Cologne ~ Imperial Free City


COLOGNE, Imperial Free City.   KÖLN.

Cologne _ Köln

Cologne _ Köln (Photo credit: eLKayPics)

German city on the lower Rhine, originally the Roman town of Colonia Agrippina, which as the Empire declined became the capital of the Kingdom of the Riparian Franks, outsiders who had crossed into the lands of the enfeebled Empire. Clovis brought the Riparian Kingdom within his own Salian Frankish realm in the early 6th century.

Cologne was the seat of one of the three Rhenish Archbishop-Electors and was one of the great commercial centres of medieval Germany. It became one of the leading members of the Hanseatic League and made itself largely independent of the Archbishop, though it was not until 1474 that it was recognised as an Imperial Free City. The City was a member of the Lower Rhenish & Westphalian Imperial Circle and belonged to the Rhenish Bank of the Imperial Cities in the Reichstag (Imperial Diet).

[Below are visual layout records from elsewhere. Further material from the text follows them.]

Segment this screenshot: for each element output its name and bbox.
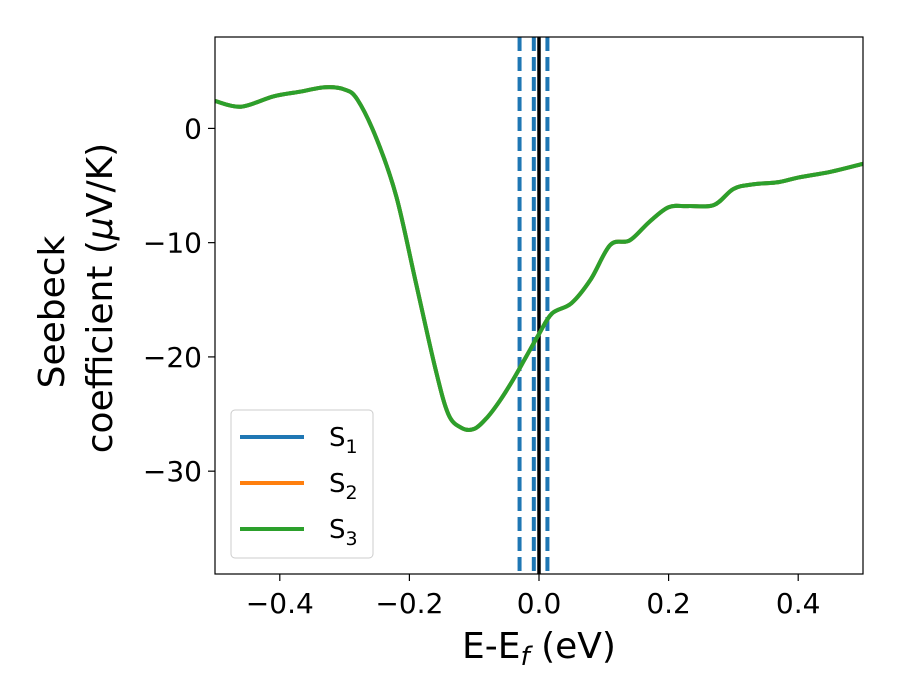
x-tick-label: −0.4 xyxy=(246,587,314,620)
x-axis-title-unit: (eV) xyxy=(530,626,616,667)
x-axis-title-main: E-E xyxy=(462,626,520,667)
y-axis-title-unit: V/K) xyxy=(80,143,121,217)
x-tick-label: 0.2 xyxy=(646,587,691,620)
legend-label-main: S xyxy=(329,515,346,545)
y-tick-label: −10 xyxy=(143,227,202,260)
legend-label-main: S xyxy=(329,469,346,499)
y-axis-title-text: coefficient ( xyxy=(80,240,121,453)
legend-label-sub: 1 xyxy=(346,436,358,458)
series-lines xyxy=(215,85,863,432)
legend-label-sub: 3 xyxy=(346,528,358,550)
x-axis-title: E-Ef (eV) xyxy=(462,626,616,672)
y-tick-label: −30 xyxy=(143,455,202,488)
x-tick-label: 0.4 xyxy=(776,587,821,620)
y-axis-ticks: 0 −10 −20 −30 xyxy=(143,112,215,488)
y-tick-label: −20 xyxy=(143,341,202,374)
legend-label-S1: S1 xyxy=(329,423,358,458)
legend-label-S3: S3 xyxy=(329,515,358,550)
legend-label-sub: 2 xyxy=(346,482,358,504)
y-axis-title-line1: Seebeck xyxy=(32,235,73,388)
y-axis-title-mu: μ xyxy=(80,217,121,241)
x-tick-label: −0.2 xyxy=(375,587,443,620)
x-tick-label: 0.0 xyxy=(517,587,562,620)
vertical-reference-lines xyxy=(517,37,550,574)
legend-label-main: S xyxy=(329,423,346,453)
x-axis-ticks: −0.4 −0.2 0.0 0.2 0.4 xyxy=(246,574,821,620)
y-axis-title-line2: coefficient (μV/K) xyxy=(80,143,121,453)
y-tick-label: 0 xyxy=(184,112,202,145)
series-line-S3 xyxy=(215,85,863,432)
legend-label-S2: S2 xyxy=(329,469,358,504)
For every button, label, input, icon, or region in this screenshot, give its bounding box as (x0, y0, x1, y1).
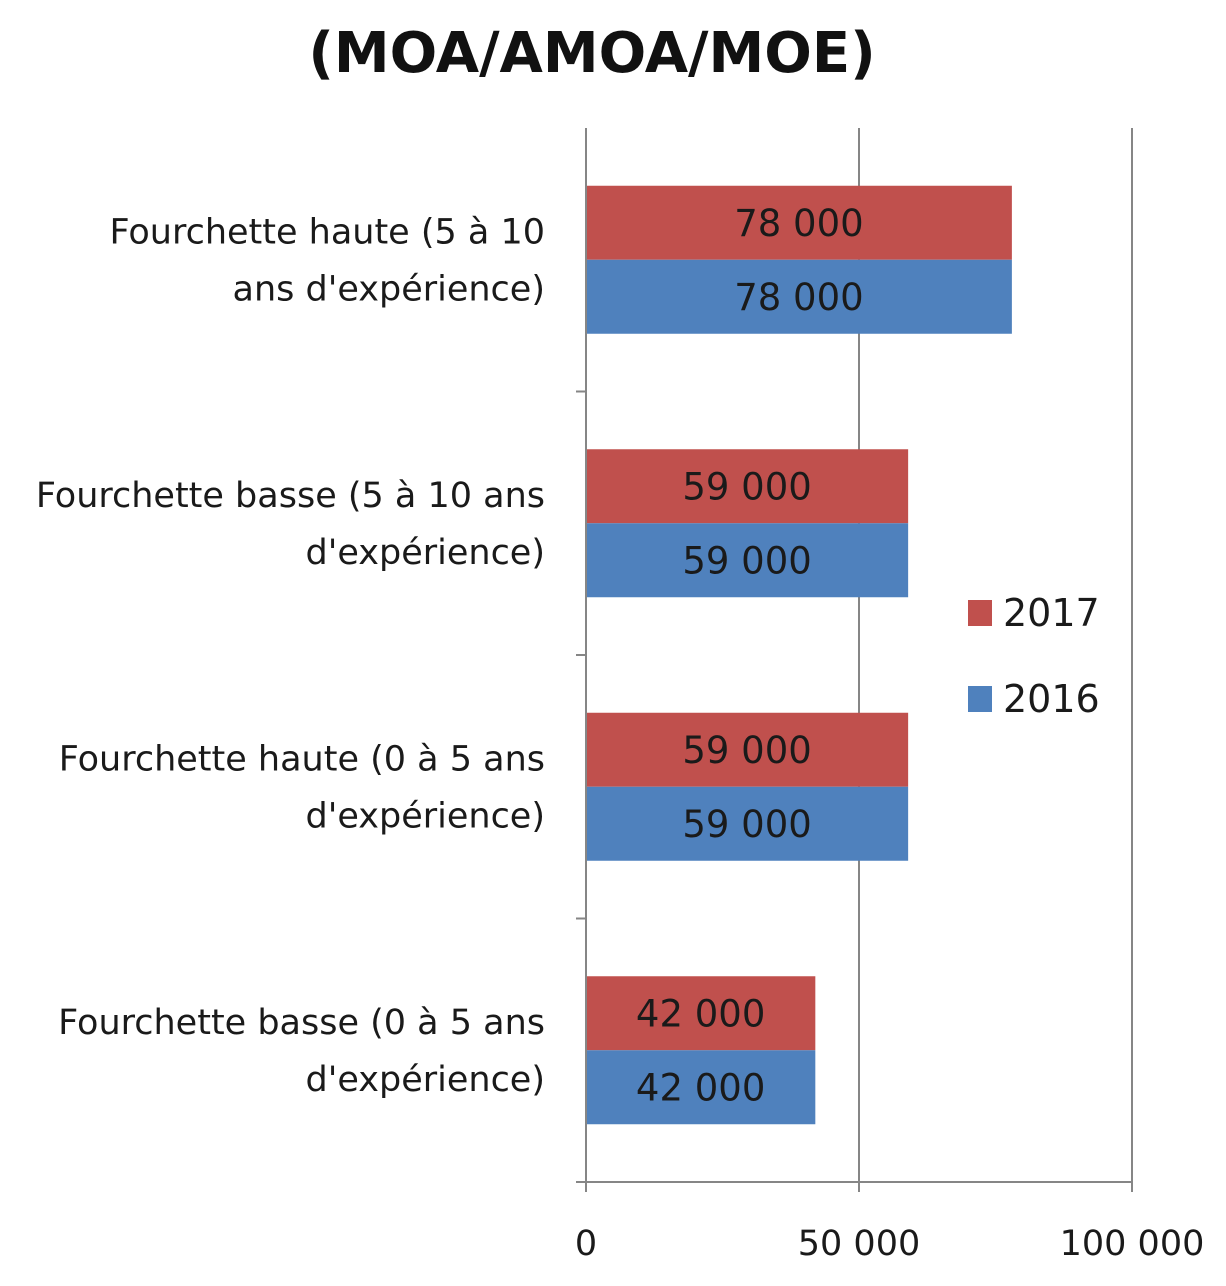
data-label-2017-1: 78 000 (734, 202, 863, 245)
legend: 2017 2016 (968, 591, 1100, 721)
category-labels: Fourchette haute (5 à 10 ans d'expérience… (36, 212, 545, 1100)
category-label-3-line-2: d'expérience) (306, 796, 545, 836)
category-label-3-line-1: Fourchette haute (0 à 5 ans (59, 739, 545, 779)
data-label-2017-2: 59 000 (682, 465, 811, 508)
bar-2017-4 (586, 976, 816, 1051)
bar-2016-4 (586, 1050, 816, 1125)
legend-swatch-2017 (968, 600, 992, 626)
data-label-2017-3: 59 000 (682, 729, 811, 772)
data-label-2016-2: 59 000 (682, 539, 811, 582)
category-label-1-line-1: Fourchette haute (5 à 10 (109, 212, 545, 252)
legend-swatch-2016 (968, 686, 992, 712)
legend-label-2017: 2017 (1003, 591, 1100, 635)
tick-label-1: 0 (575, 1224, 597, 1264)
bar-2017-3 (586, 712, 909, 787)
chart-title: (MOA/AMOA/MOE) (308, 21, 875, 86)
bar-2016-3 (586, 786, 909, 861)
category-label-4-line-1: Fourchette basse (0 à 5 ans (58, 1003, 545, 1043)
category-label-1-line-2: ans d'expérience) (233, 269, 545, 309)
tick-labels: 0 50 000 100 000 (575, 1224, 1205, 1264)
legend-label-2016: 2016 (1003, 677, 1100, 721)
tick-label-2: 50 000 (798, 1224, 920, 1264)
data-label-2016-1: 78 000 (734, 276, 863, 319)
bar-2016-1 (586, 259, 1012, 334)
tick-label-3: 100 000 (1060, 1224, 1205, 1264)
data-label-2016-4: 42 000 (636, 1066, 765, 1109)
bars: 78 000 78 000 59 000 59 000 59 000 59 000 42 0… (586, 185, 1012, 1125)
category-label-4-line-2: d'expérience) (306, 1060, 545, 1100)
category-label-2-line-1: Fourchette basse (5 à 10 ans (36, 476, 545, 516)
bar-2017-1 (586, 185, 1012, 260)
data-label-2016-3: 59 000 (682, 803, 811, 846)
data-label-2017-4: 42 000 (636, 992, 765, 1035)
axis (576, 128, 1133, 1192)
bar-2017-2 (586, 449, 909, 524)
category-label-2-line-2: d'expérience) (306, 533, 545, 573)
bar-2016-2 (586, 523, 909, 598)
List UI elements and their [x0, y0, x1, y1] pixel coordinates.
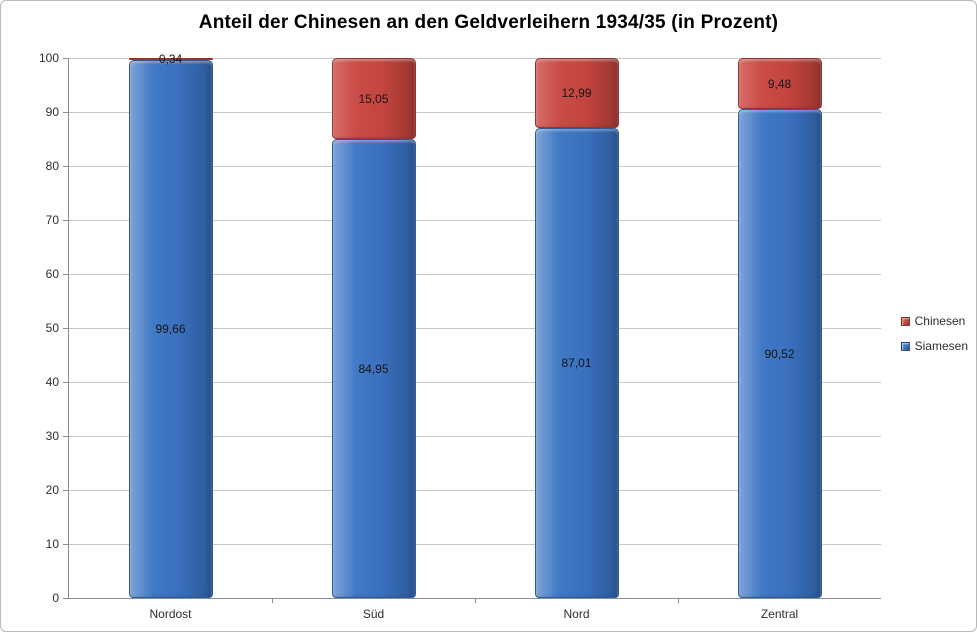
category-column: 99,66 0,34 Nordost: [69, 52, 272, 621]
data-label-siamesen: 90,52: [764, 346, 795, 361]
y-axis-tick: [63, 274, 69, 275]
gridline: [69, 544, 881, 545]
data-label-chinesen: 15,05: [358, 91, 389, 106]
category-column: 87,01 12,99 Nord: [475, 58, 678, 621]
x-axis-tick: [475, 598, 476, 603]
y-axis-label: 100: [38, 51, 59, 65]
gridline: [69, 274, 881, 275]
gridline: [69, 166, 881, 167]
bar-segment-chinesen: [534, 58, 619, 129]
legend-item-siamesen: Siamesen: [900, 339, 968, 353]
legend: Chinesen Siamesen: [900, 314, 968, 353]
y-axis-tick: [63, 436, 69, 437]
y-axis-tick: [63, 490, 69, 491]
gridline: [69, 328, 881, 329]
y-axis-label: 90: [45, 105, 59, 119]
category-column: 84,95 15,05 Süd: [272, 58, 475, 621]
y-axis-label: 40: [45, 375, 59, 389]
data-label-chinesen: 9,48: [767, 76, 792, 91]
y-axis-tick: [63, 112, 69, 113]
y-axis-label: 70: [45, 213, 59, 227]
gridline: [69, 220, 881, 221]
y-axis-label: 60: [45, 267, 59, 281]
plot-area: 0 10 20 30 40 50 60 70 80 90 100 99,66 0,34 Nordost 84…: [39, 51, 881, 621]
bar-segment-siamesen: [737, 109, 822, 598]
legend-marker-icon: [900, 341, 910, 351]
legend-label: Chinesen: [914, 314, 966, 328]
y-axis-label: 20: [45, 483, 59, 497]
legend-item-chinesen: Chinesen: [900, 314, 968, 328]
data-label-siamesen: 84,95: [358, 361, 389, 376]
y-axis-tick: [63, 328, 69, 329]
y-axis-tick: [63, 58, 69, 59]
y-axis-tick: [63, 544, 69, 545]
x-axis-label: Nord: [563, 607, 590, 621]
y-axis-label: 10: [45, 537, 59, 551]
gridline: [69, 58, 881, 59]
y-axis-label: 50: [45, 321, 59, 335]
x-axis-label: Süd: [362, 607, 385, 621]
bar-segment-siamesen: [534, 128, 619, 598]
x-axis-label: Zentral: [760, 607, 799, 621]
data-label-chinesen: 12,99: [561, 86, 592, 101]
data-label-siamesen: 87,01: [561, 356, 592, 371]
x-axis-label: Nordost: [149, 607, 192, 621]
data-label-siamesen: 99,66: [155, 321, 186, 336]
y-axis-label: 80: [45, 159, 59, 173]
y-axis-tick: [63, 382, 69, 383]
bar-segment-chinesen: [128, 57, 213, 60]
gridline: [69, 382, 881, 383]
y-axis-label: 0: [52, 591, 59, 605]
bar-segment-siamesen: [128, 59, 213, 598]
y-axis-tick: [63, 598, 69, 599]
gridline: [69, 436, 881, 437]
bar-segment-chinesen: [737, 58, 822, 110]
legend-label: Siamesen: [914, 339, 968, 353]
x-axis-tick: [678, 598, 679, 603]
bar-segment-siamesen: [331, 139, 416, 598]
chart-title: Anteil der Chinesen an den Geldverleiher…: [198, 12, 779, 33]
y-axis-tick: [63, 220, 69, 221]
x-axis-tick: [272, 598, 273, 603]
category-column: 90,52 9,48 Zentral: [678, 58, 881, 621]
data-label-chinesen: 0,34: [158, 51, 183, 66]
y-axis-label: 30: [45, 429, 59, 443]
y-axis-tick: [63, 166, 69, 167]
bar-segment-chinesen: [331, 58, 416, 140]
gridline: [69, 112, 881, 113]
gridline: [69, 490, 881, 491]
legend-marker-icon: [900, 316, 910, 326]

The city was occupied by France in 1794 and in 1798 joined the new department of the Roer. In 1815 it was placed in the Kingdom of Prussia, belonging to the Rheinprovinz after its formation in 1824.

Since 1946 Köln has been a Stadtkreis and the administrative centre of the southernmost Regierungsbezirk named after it in the Land of Nordrhein-Westfalen. It is easily the largest city in an industrial Land of several large cities, half as much again as Essen and not too far off double the size of Düsseldorf, the capital of the Land, but Cologne had been devastated by bombing during the Second World War and the British had set up the headquarters of their zone in the rather less devasted Düsseldorf.

The British occupiers had trouble with Cologne in the first autumn of occupation. The mayor, appointed by the Americans when they seized the city, was a relic, almost seventy years old, whose public service dated back to the Wilhelmine era. He was recalcitrant in carrying out the orders of the local British military commander, who sacked him and banned him from political activity there. He could not even go to see his sick wife in a Cologne hospital until other British officers got that particular ban lifted. As the deposed mayor was Konrad Adenauer, the future Federal Chancellor, the ham-fisted dismissal was not soon forgotten.